El epitelio de la vagina  es capaz de absorber sustancias y, además, se descama y se renueva continuamente, lo que le permite esquivar la colonización de microorganismos. En la flora vaginal existen especies diferentes de bacterias, pero la más frecuente se llama lactobacilos (Lactobacillus) o bacteria del ácido láctico.

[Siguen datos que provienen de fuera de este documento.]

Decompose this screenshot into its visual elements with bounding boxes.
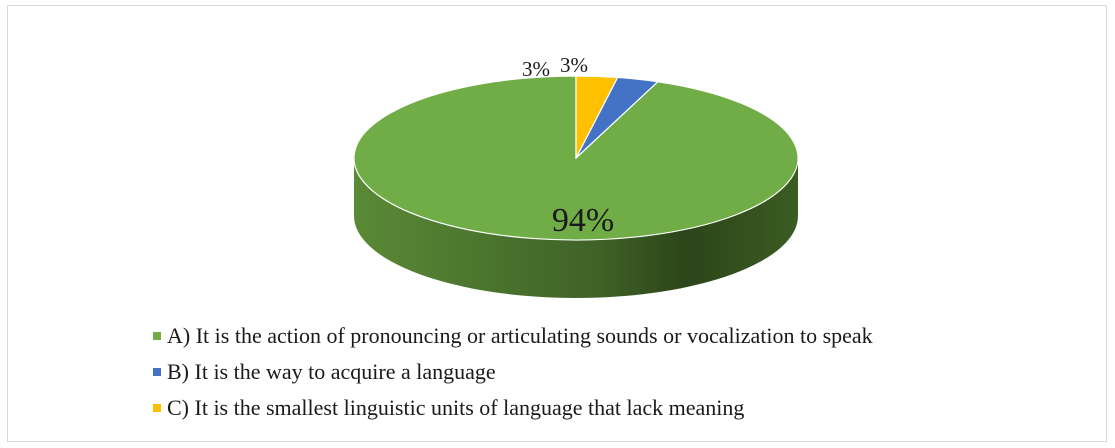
legend-label-c: C) It is the smallest linguistic units o… (167, 395, 745, 420)
pie-slices (353, 75, 799, 241)
legend: A) It is the action of pronouncing or ar… (153, 318, 873, 426)
data-label-b: 3% (522, 57, 550, 81)
data-label-c: 3% (560, 53, 588, 77)
pie-side (354, 158, 798, 298)
legend-item-c: C) It is the smallest linguistic units o… (153, 390, 873, 426)
legend-label-b: B) It is the way to acquire a language (167, 359, 496, 384)
chart-frame: 94% 3% 3% A) It is the action of pronounci… (7, 5, 1107, 442)
legend-item-a: A) It is the action of pronouncing or ar… (153, 318, 873, 354)
legend-item-b: B) It is the way to acquire a language (153, 354, 873, 390)
pie-chart: 94% 3% 3% (353, 53, 799, 298)
legend-label-a: A) It is the action of pronouncing or ar… (167, 323, 873, 348)
data-label-a: 94% (552, 202, 614, 239)
pie-slice-c (575, 75, 619, 159)
legend-swatch-a (153, 332, 161, 340)
pie-data-labels: 94% 3% 3% (522, 53, 614, 239)
legend-swatch-b (153, 368, 161, 376)
pie-side-wall (354, 158, 798, 298)
legend-swatch-c (153, 404, 161, 412)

Su misión es degradar el glucógeno vaginal, trasformándolo en glucosa y ácido láctico. He aquí el porqué de la acidez vaginal, que ejerce su función de barrera contra el desarrollo de gérmenes y microbios.
     
También la secreción de moco vaginal actúa de filtro frente a infecciones. El flujo vaginal está compuesto por secreciones de la propia vagina, células exfoliadas de toda la zona, moco cervical y líquidos procedentes del endometrio.
 
 
     
  Durante los años fértiles de la mujer, dicho flujo es una secreción blanca, lechosa, producto en gran medida de la renovación celular, y ejerce una función protectora frente a las infecciones.  
     
     
 

Microorganismos más frecuentes

     
     
 

Bacterias

 
     
  •    Lactobacillus spp.  
  •    Streptococcus spp.  
  •    Enterococcus spp.  
  •    Gardnerella vaginalis, etc.  
       
 

Hongos

 
       
  •    Candida albicans (hongo levaduriforme)  
       
  El Lactobacillus más importante es el bacilo de Döderlein ya que cumple una función fundamental para la regulación del ecosistema vaginal. Hay de 10 a 100 millones por cada gramo de fluido, esto hace que otras bacterias y hongos compitan por el mismo espacio. Además metaboliza el glucógeno y lo transforma en ácido láctico y otros productos que inhiben el crecimiento bacteriano previniendo así infecciones vaginales.  
       
       
 
 
 

Defensa vaginal natural

 
Para prevenir infecciones, la vagina cuenta con los siguientes mecanismos de defensa naturales:
 
  •    Barrera física
  •    Barrera química o inmunológica
  •    Flora endógena
     
La barrera física no es más que la compuesta por las capas celulares superpuestas (normalmente hay unas 40) que, al descamarse en su proceso de renovación y regeneración, arrastran de forma mecánica los microorganismos que encuentren a su paso.
 
Los anticuerpos que se encuentran en la mucosa vaginal son de dos tipos: inespecíficos y específicos. Los anticuerpos inespecíficos son del tipo IgA y se encargan de identificar y eliminar a todos los antígenos que se encuentren en la mucosa. Los específicos son del tipo IgG y se secretan exclusivamente para cada tipo de antígeno.
 
La flora endógena (bacilo de Döderlein) hace que haya una competencia por el espacio y la formación de ácido láctico produciendo una disminución del pH vaginal que impide el crecimiento de ciertas bacterias patógenas.